You are a manager of a camp.  You get to invite in different campers that are based on characters from Animal Crossing franchise.  From there you are able to dress the villagers, decorate your campsite and camper.  you are able to do this based on earning bells and supplies from completing quests from the campers (both in your campsite and around in different areas).  These quests can range from giving gifts to other campers to catching fish, harvesting fruit, etc.

There are supporting "islands" around your campsite that simulate different tasks from Animal Crossing (an ocean fishing area, a river fishing area, an island area, a fruit area and a new planting area (that is next to your campsite).

You will have to build amenities to level the campers above level 10, and each level of a camper gives you more items (whether crafting material, bells, etc.)

This now forms the basis of the game, repeating tasks to be able to invite campers into your campsite.

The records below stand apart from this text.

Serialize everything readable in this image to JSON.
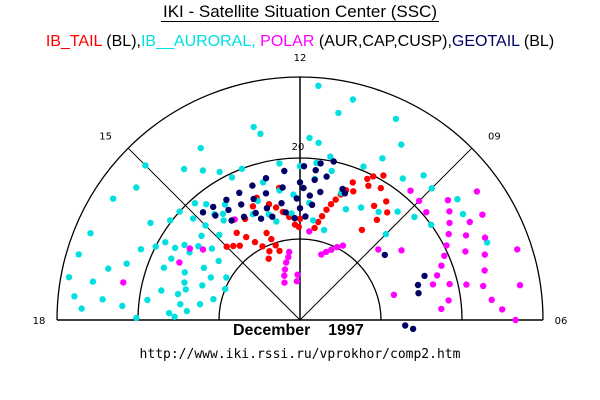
{
  "title": "IKI - Satellite Situation Center (SSC)",
  "legend": [
    {
      "label": "IB_TAIL",
      "color": "#ff0000"
    },
    {
      "label": " (BL),",
      "color": "#000000"
    },
    {
      "label": "IB__AURORAL, ",
      "color": "#00e0e0"
    },
    {
      "label": "POLAR",
      "color": "#ff00ff"
    },
    {
      "label": " (AUR,CAP,CUSP),",
      "color": "#000000"
    },
    {
      "label": "GEOTAIL",
      "color": "#000066"
    },
    {
      "label": " (BL)",
      "color": "#000000"
    }
  ],
  "date_label": "December    1997",
  "url_text": "http://www.iki.rssi.ru/vprokhor/comp2.htm",
  "chart_data": {
    "type": "scatter",
    "projection": "polar-half (MLT dial, 06-12-18 upper half)",
    "title": "IKI - Satellite Situation Center (SSC)",
    "subtitle": "December 1997",
    "angular_axis": {
      "quantity": "MLT (hours)",
      "tick_labels": [
        "18",
        "15",
        "12",
        "09",
        "06"
      ],
      "tick_values": [
        18,
        15,
        12,
        9,
        6
      ]
    },
    "radial_axis": {
      "rings": [
        10,
        20,
        30
      ],
      "labeled_ring": {
        "value": 20,
        "label": "20"
      },
      "range": [
        0,
        30
      ]
    },
    "legend_placement": "top",
    "series": [
      {
        "name": "IB_TAIL (BL)",
        "color": "#ff0000",
        "points": [
          [
            11.4,
            11.5
          ],
          [
            11.3,
            12.3
          ],
          [
            11.2,
            13.1
          ],
          [
            11.1,
            14.0
          ],
          [
            11.0,
            14.8
          ],
          [
            10.9,
            15.5
          ],
          [
            10.8,
            16.3
          ],
          [
            10.7,
            17.0
          ],
          [
            12.2,
            11.8
          ],
          [
            12.4,
            12.8
          ],
          [
            12.6,
            13.5
          ],
          [
            12.8,
            14.2
          ],
          [
            13.0,
            14.8
          ],
          [
            13.6,
            9.3
          ],
          [
            13.8,
            10.2
          ],
          [
            14.0,
            11.1
          ],
          [
            14.2,
            12.2
          ],
          [
            14.4,
            13.3
          ],
          [
            13.9,
            14.2
          ],
          [
            13.5,
            15.2
          ],
          [
            13.3,
            16.0
          ],
          [
            14.6,
            11.8
          ],
          [
            14.8,
            12.3
          ],
          [
            15.0,
            12.8
          ],
          [
            13.1,
            8.9
          ],
          [
            13.2,
            9.7
          ],
          [
            13.3,
            10.6
          ],
          [
            13.4,
            11.5
          ],
          [
            12.6,
            16.5
          ],
          [
            10.6,
            18.2
          ],
          [
            10.3,
            19.3
          ],
          [
            10.0,
            20.6
          ],
          [
            10.2,
            19.9
          ],
          [
            10.2,
            18.6
          ],
          [
            9.9,
            19.1
          ],
          [
            10.5,
            17.2
          ],
          [
            9.6,
            18.1
          ],
          [
            9.4,
            17.1
          ],
          [
            9.8,
            16.8
          ],
          [
            9.5,
            15.6
          ],
          [
            9.7,
            13.5
          ],
          [
            12.05,
            11.5
          ],
          [
            12.0,
            12.5
          ],
          [
            13.8,
            8.5
          ]
        ]
      },
      {
        "name": "IB__AURORAL",
        "color": "#00e0e0",
        "points": [
          [
            11.7,
            29.0
          ],
          [
            11.1,
            28.0
          ],
          [
            11.3,
            26.0
          ],
          [
            10.3,
            27.5
          ],
          [
            10.0,
            25.0
          ],
          [
            12.8,
            23.5
          ],
          [
            12.9,
            24.5
          ],
          [
            11.8,
            22.5
          ],
          [
            11.6,
            22.0
          ],
          [
            13.4,
            20.0
          ],
          [
            13.7,
            19.5
          ],
          [
            12.5,
            19.5
          ],
          [
            12.0,
            19.0
          ],
          [
            11.6,
            19.5
          ],
          [
            11.3,
            20.5
          ],
          [
            11.6,
            17.5
          ],
          [
            11.2,
            18.8
          ],
          [
            10.5,
            20.5
          ],
          [
            10.2,
            22.4
          ],
          [
            9.6,
            21.6
          ],
          [
            9.3,
            23.5
          ],
          [
            9.0,
            23.0
          ],
          [
            8.5,
            24.5
          ],
          [
            8.2,
            24.0
          ],
          [
            7.5,
            25.0
          ],
          [
            8.8,
            19.0
          ],
          [
            9.2,
            18.0
          ],
          [
            9.6,
            16.5
          ],
          [
            10.5,
            14.8
          ],
          [
            10.8,
            16.5
          ],
          [
            11.7,
            14.5
          ],
          [
            11.5,
            12.4
          ],
          [
            12.3,
            13.2
          ],
          [
            12.9,
            12.5
          ],
          [
            13.1,
            13.6
          ],
          [
            14.2,
            17.0
          ],
          [
            14.4,
            16.2
          ],
          [
            14.6,
            16.8
          ],
          [
            15.0,
            16.5
          ],
          [
            15.3,
            16.0
          ],
          [
            15.6,
            15.5
          ],
          [
            15.8,
            17.0
          ],
          [
            16.0,
            17.8
          ],
          [
            16.3,
            17.6
          ],
          [
            16.5,
            15.4
          ],
          [
            16.8,
            15.0
          ],
          [
            17.0,
            14.6
          ],
          [
            17.2,
            15.4
          ],
          [
            17.5,
            14.9
          ],
          [
            17.8,
            16.2
          ],
          [
            16.2,
            20.0
          ],
          [
            16.4,
            21.5
          ],
          [
            16.8,
            22.5
          ],
          [
            17.0,
            24.5
          ],
          [
            17.3,
            26.0
          ],
          [
            17.6,
            24.5
          ],
          [
            15.5,
            20.2
          ],
          [
            15.8,
            22.0
          ],
          [
            16.0,
            19.2
          ],
          [
            15.2,
            20.0
          ],
          [
            14.8,
            19.4
          ],
          [
            14.6,
            18.4
          ],
          [
            16.1,
            13.5
          ],
          [
            16.3,
            12.2
          ],
          [
            16.7,
            12.8
          ],
          [
            17.1,
            11.0
          ],
          [
            17.4,
            12.5
          ],
          [
            17.7,
            14.0
          ],
          [
            17.9,
            15.5
          ],
          [
            17.95,
            20.2
          ],
          [
            17.8,
            27.0
          ],
          [
            17.6,
            28.0
          ],
          [
            17.3,
            29.0
          ],
          [
            16.9,
            28.5
          ],
          [
            16.5,
            28.0
          ],
          [
            15.8,
            27.5
          ],
          [
            15.4,
            26.0
          ],
          [
            15.0,
            27.0
          ],
          [
            14.5,
            23.5
          ],
          [
            14.2,
            22.0
          ],
          [
            14.0,
            24.5
          ],
          [
            13.9,
            20.8
          ],
          [
            13.0,
            17.6
          ],
          [
            12.6,
            16.2
          ],
          [
            13.6,
            14.3
          ],
          [
            13.3,
            15.6
          ],
          [
            14.5,
            15.5
          ],
          [
            14.9,
            14.5
          ],
          [
            15.4,
            14.0
          ],
          [
            15.6,
            12.4
          ],
          [
            16.0,
            10.5
          ],
          [
            16.5,
            10.0
          ],
          [
            11.0,
            11.5
          ],
          [
            10.1,
            15.8
          ],
          [
            9.0,
            15.0
          ],
          [
            8.4,
            20.0
          ],
          [
            12.2,
            15.5
          ],
          [
            15.1,
            18.2
          ],
          [
            15.9,
            16.0
          ],
          [
            16.6,
            18.0
          ],
          [
            17.2,
            17.5
          ],
          [
            17.5,
            19.0
          ],
          [
            17.7,
            22.0
          ]
        ]
      },
      {
        "name": "POLAR (AUR,CAP,CUSP)",
        "color": "#ff00ff",
        "points": [
          [
            13.5,
            5.0
          ],
          [
            13.3,
            5.8
          ],
          [
            13.1,
            6.5
          ],
          [
            12.9,
            7.3
          ],
          [
            12.7,
            7.9
          ],
          [
            12.6,
            8.5
          ],
          [
            12.3,
            4.8
          ],
          [
            12.2,
            5.6
          ],
          [
            10.8,
            8.5
          ],
          [
            10.6,
            9.0
          ],
          [
            10.4,
            9.5
          ],
          [
            10.2,
            10.1
          ],
          [
            10.0,
            10.6
          ],
          [
            7.0,
            17.0
          ],
          [
            7.2,
            17.8
          ],
          [
            7.4,
            18.7
          ],
          [
            7.6,
            19.5
          ],
          [
            7.8,
            20.3
          ],
          [
            8.0,
            21.2
          ],
          [
            8.2,
            22.0
          ],
          [
            8.4,
            22.8
          ],
          [
            8.6,
            23.5
          ],
          [
            9.3,
            21.0
          ],
          [
            9.0,
            20.8
          ],
          [
            8.7,
            20.5
          ],
          [
            8.4,
            27.0
          ],
          [
            8.0,
            26.0
          ],
          [
            7.6,
            25.0
          ],
          [
            7.3,
            24.2
          ],
          [
            7.0,
            23.6
          ],
          [
            6.7,
            23.0
          ],
          [
            6.4,
            23.8
          ],
          [
            6.2,
            25.0
          ],
          [
            6.0,
            26.6
          ],
          [
            6.6,
            27.5
          ],
          [
            7.2,
            28.2
          ],
          [
            8.3,
            15.2
          ],
          [
            7.0,
            12.0
          ],
          [
            6.3,
            17.5
          ],
          [
            6.5,
            18.5
          ],
          [
            6.9,
            19.0
          ],
          [
            7.5,
            22.1
          ],
          [
            8.8,
            13.0
          ],
          [
            11.6,
            11.0
          ],
          [
            17.2,
            22.3
          ],
          [
            16.3,
            16.5
          ],
          [
            15.8,
            16.2
          ],
          [
            15.6,
            14.8
          ],
          [
            14.2,
            14.8
          ],
          [
            8.0,
            24.2
          ],
          [
            7.8,
            23.0
          ],
          [
            6.8,
            21.0
          ]
        ]
      },
      {
        "name": "GEOTAIL (BL)",
        "color": "#000066",
        "points": [
          [
            11.2,
            20.0
          ],
          [
            11.5,
            19.5
          ],
          [
            11.9,
            19.0
          ],
          [
            12.4,
            18.5
          ],
          [
            12.9,
            18.0
          ],
          [
            13.3,
            17.6
          ],
          [
            13.7,
            17.4
          ],
          [
            14.1,
            17.4
          ],
          [
            14.5,
            17.6
          ],
          [
            14.8,
            17.9
          ],
          [
            11.3,
            18.0
          ],
          [
            11.6,
            17.4
          ],
          [
            12.0,
            17.0
          ],
          [
            12.5,
            16.5
          ],
          [
            13.0,
            16.2
          ],
          [
            13.4,
            16.0
          ],
          [
            13.8,
            16.0
          ],
          [
            14.2,
            16.2
          ],
          [
            14.6,
            16.6
          ],
          [
            11.4,
            16.0
          ],
          [
            11.7,
            15.4
          ],
          [
            12.1,
            15.0
          ],
          [
            12.6,
            14.6
          ],
          [
            13.1,
            14.4
          ],
          [
            13.5,
            14.3
          ],
          [
            13.9,
            14.5
          ],
          [
            14.3,
            14.9
          ],
          [
            11.6,
            14.3
          ],
          [
            12.0,
            13.8
          ],
          [
            12.5,
            13.4
          ],
          [
            13.0,
            13.2
          ],
          [
            13.4,
            13.4
          ],
          [
            11.8,
            12.8
          ],
          [
            12.2,
            12.6
          ],
          [
            11.9,
            16.3
          ],
          [
            11.6,
            18.6
          ],
          [
            10.8,
            17.0
          ],
          [
            10.7,
            16.6
          ],
          [
            8.5,
            13.2
          ],
          [
            7.3,
            16.3
          ],
          [
            7.1,
            15.2
          ],
          [
            6.85,
            15.0
          ],
          [
            5.8,
            13.0
          ],
          [
            5.7,
            14.0
          ]
        ]
      }
    ]
  }
}
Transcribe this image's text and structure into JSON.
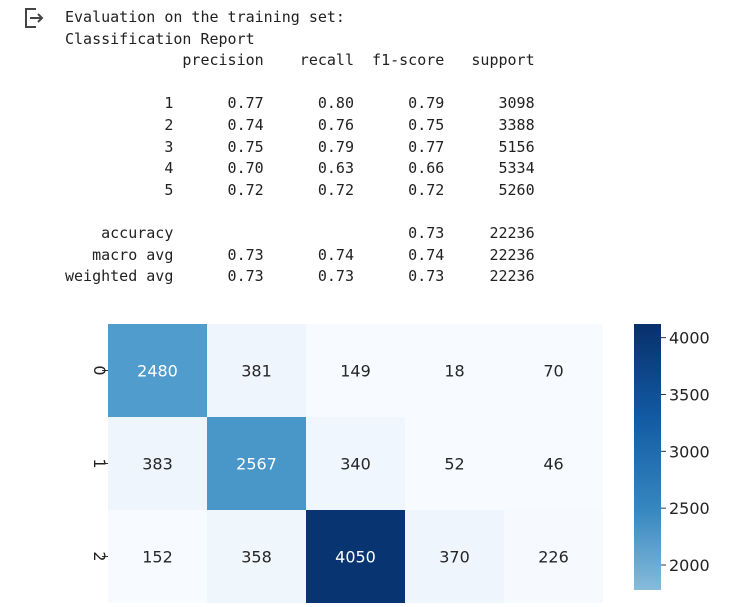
{
  "output": {
    "icon": "output-redirect-icon",
    "title_line": "Evaluation on the training set:",
    "report_title": "Classification Report",
    "report_header": [
      "precision",
      "recall",
      "f1-score",
      "support"
    ],
    "report_rows": [
      {
        "label": "1",
        "precision": "0.77",
        "recall": "0.80",
        "f1": "0.79",
        "support": "3098"
      },
      {
        "label": "2",
        "precision": "0.74",
        "recall": "0.76",
        "f1": "0.75",
        "support": "3388"
      },
      {
        "label": "3",
        "precision": "0.75",
        "recall": "0.79",
        "f1": "0.77",
        "support": "5156"
      },
      {
        "label": "4",
        "precision": "0.70",
        "recall": "0.63",
        "f1": "0.66",
        "support": "5334"
      },
      {
        "label": "5",
        "precision": "0.72",
        "recall": "0.72",
        "f1": "0.72",
        "support": "5260"
      }
    ],
    "report_summary": [
      {
        "label": "accuracy",
        "precision": "",
        "recall": "",
        "f1": "0.73",
        "support": "22236"
      },
      {
        "label": "macro avg",
        "precision": "0.73",
        "recall": "0.74",
        "f1": "0.74",
        "support": "22236"
      },
      {
        "label": "weighted avg",
        "precision": "0.73",
        "recall": "0.73",
        "f1": "0.73",
        "support": "22236"
      }
    ]
  },
  "chart_data": {
    "type": "heatmap",
    "row_labels": [
      "0",
      "1",
      "2"
    ],
    "values": [
      [
        2480,
        381,
        149,
        18,
        70
      ],
      [
        383,
        2567,
        340,
        52,
        46
      ],
      [
        152,
        358,
        4050,
        370,
        226
      ]
    ],
    "colorbar_ticks": [
      2000,
      2500,
      3000,
      3500,
      4000
    ],
    "colorbar_range": [
      1780,
      4120
    ],
    "colormap": "Blues"
  }
}
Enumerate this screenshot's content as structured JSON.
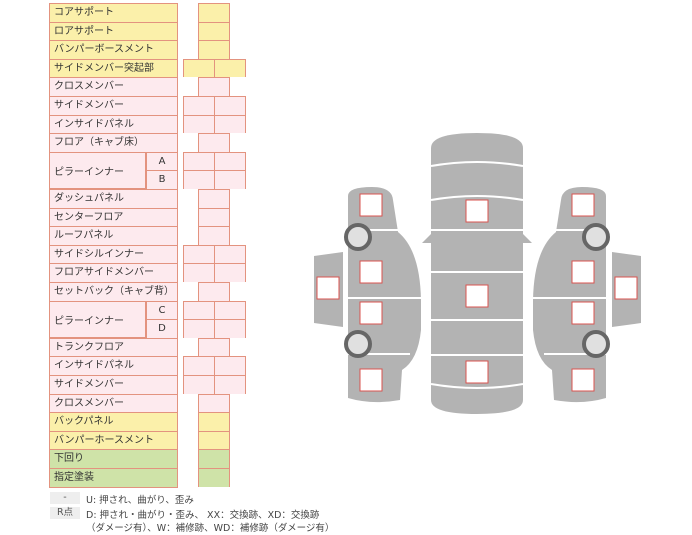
{
  "rows": [
    {
      "label": "コアサポート",
      "color": "y",
      "cells": 1
    },
    {
      "label": "ロアサポート",
      "color": "y",
      "cells": 1
    },
    {
      "label": "バンパーボースメント",
      "color": "y",
      "cells": 1
    },
    {
      "label": "サイドメンバー突起部",
      "color": "y",
      "cells": 2
    },
    {
      "label": "クロスメンバー",
      "color": "p",
      "cells": 1
    },
    {
      "label": "サイドメンバー",
      "color": "p",
      "cells": 2
    },
    {
      "label": "インサイドパネル",
      "color": "p",
      "cells": 2
    },
    {
      "label": "フロア（キャブ床）",
      "color": "p",
      "cells": 1
    },
    {
      "label": "ピラーインナー",
      "sub": "A",
      "color": "p",
      "cells": 2
    },
    {
      "label": "ピラーインナー",
      "sub": "B",
      "color": "p",
      "cells": 2
    },
    {
      "label": "ダッシュパネル",
      "color": "p",
      "cells": 1
    },
    {
      "label": "センターフロア",
      "color": "p",
      "cells": 1
    },
    {
      "label": "ルーフパネル",
      "color": "p",
      "cells": 1
    },
    {
      "label": "サイドシルインナー",
      "color": "p",
      "cells": 2
    },
    {
      "label": "フロアサイドメンバー",
      "color": "p",
      "cells": 2
    },
    {
      "label": "セットバック（キャブ背）",
      "color": "p",
      "cells": 1
    },
    {
      "label": "ピラーインナー",
      "sub": "C",
      "color": "p",
      "cells": 2
    },
    {
      "label": "ピラーインナー",
      "sub": "D",
      "color": "p",
      "cells": 2
    },
    {
      "label": "トランクフロア",
      "color": "p",
      "cells": 1
    },
    {
      "label": "インサイドパネル",
      "color": "p",
      "cells": 2
    },
    {
      "label": "サイドメンバー",
      "color": "p",
      "cells": 2
    },
    {
      "label": "クロスメンバー",
      "color": "p",
      "cells": 1
    },
    {
      "label": "バックパネル",
      "color": "y",
      "cells": 1
    },
    {
      "label": "バンパーホースメント",
      "color": "y",
      "cells": 1
    },
    {
      "label": "下回り",
      "color": "g",
      "cells": 1
    },
    {
      "label": "指定塗装",
      "color": "g",
      "cells": 1
    }
  ],
  "legend": {
    "key1": "-",
    "text1": "U: 押され、曲がり、歪み",
    "key2": "R点",
    "text2": "D: 押され・曲がり・歪み、 XX：交換跡、XD：交換跡",
    "text3": "（ダメージ有）、W：補修跡、WD：補修跡（ダメージ有）"
  },
  "colors": {
    "border": "#e3937f",
    "yellow": "#fbf0aa",
    "pink": "#fdeaee",
    "green": "#cfe3a8",
    "car": "#b3b3b3",
    "marker": "#d9534f"
  }
}
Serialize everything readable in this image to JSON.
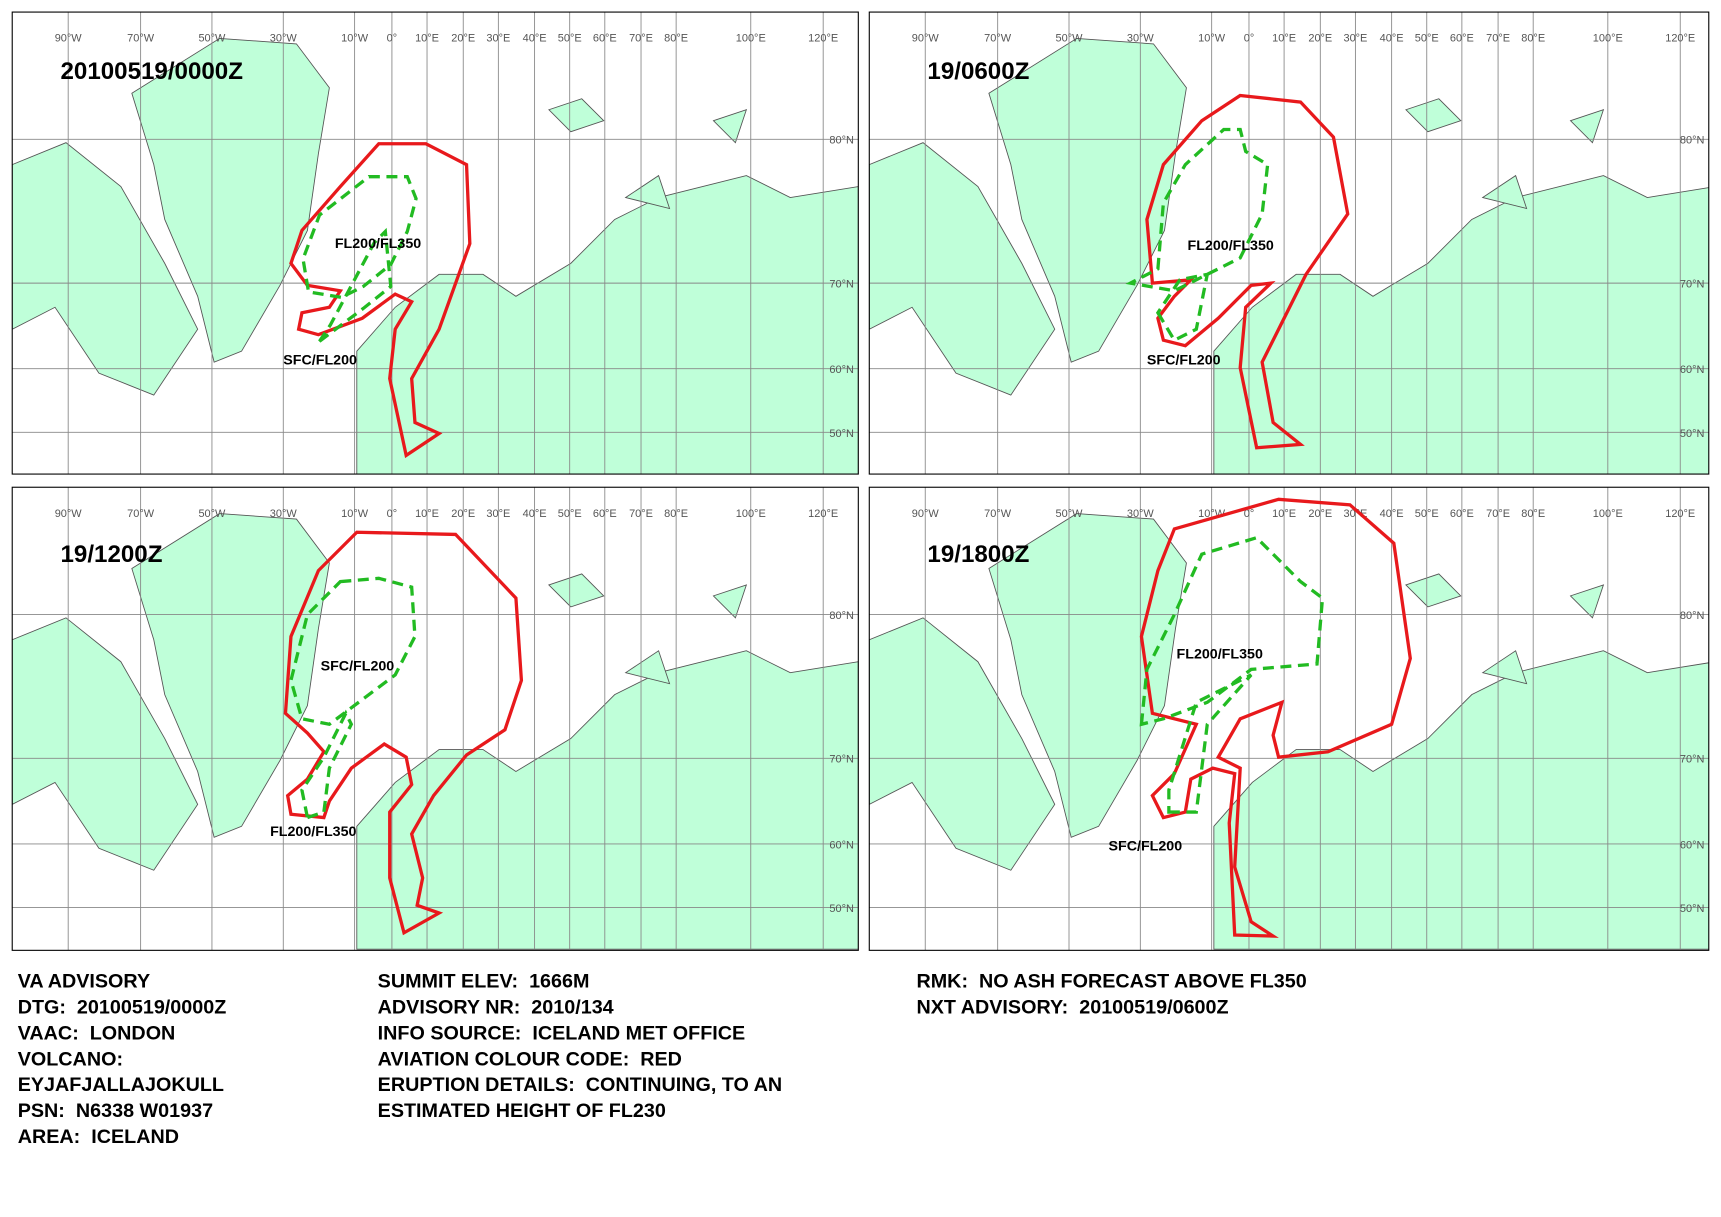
{
  "panels": [
    {
      "title": "20100519/0000Z",
      "labels": [
        "FL200/FL350",
        "SFC/FL200"
      ]
    },
    {
      "title": "19/0600Z",
      "labels": [
        "FL200/FL350",
        "SFC/FL200"
      ]
    },
    {
      "title": "19/1200Z",
      "labels": [
        "SFC/FL200",
        "FL200/FL350"
      ]
    },
    {
      "title": "19/1800Z",
      "labels": [
        "FL200/FL350",
        "SFC/FL200"
      ]
    }
  ],
  "longitude_labels": [
    "90°W",
    "70°W",
    "50°W",
    "30°W",
    "10°W",
    "0°",
    "10°E",
    "20°E",
    "30°E",
    "40°E",
    "50°E",
    "60°E",
    "70°E",
    "80°E",
    "100°E",
    "120°E"
  ],
  "latitude_labels": [
    "80°N",
    "70°N",
    "60°N",
    "50°N"
  ],
  "advisory": {
    "column_1": [
      "VA ADVISORY",
      "DTG:  20100519/0000Z",
      "VAAC:  LONDON",
      "VOLCANO:",
      "EYJAFJALLAJOKULL",
      "PSN:  N6338 W01937",
      "AREA:  ICELAND"
    ],
    "column_2": [
      "SUMMIT ELEV:  1666M",
      "ADVISORY NR:  2010/134",
      "INFO SOURCE:  ICELAND MET OFFICE",
      "AVIATION COLOUR CODE:  RED",
      "ERUPTION DETAILS:  CONTINUING, TO AN",
      "ESTIMATED HEIGHT OF FL230"
    ],
    "column_3": [
      "RMK:  NO ASH FORECAST ABOVE FL350",
      "NXT ADVISORY:  20100519/0600Z"
    ]
  }
}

Each round lasts 3 hours and changes on a set time (at least until daylight savings time hits again) to make it easier to plan.

As with all mobile games, there is a pay way to play which involves tickets.  These tickets can be used to craft things faster to decrease craft times to buying exclusive items.

Periodically, they also have events.  Some of the events are similar to what was available in Animal Crossing, some are brand new.

And that is about it in a nutshell.  As stated before, it is fun and while the game does have a slight (although moving to a greater impact) pay to win attitude, it is possible to play with what they give you (as long as you are not a completest).

As of right now, it is a single player with limited interaction with other players (at least outside of events) which may or may not change in the future.


----------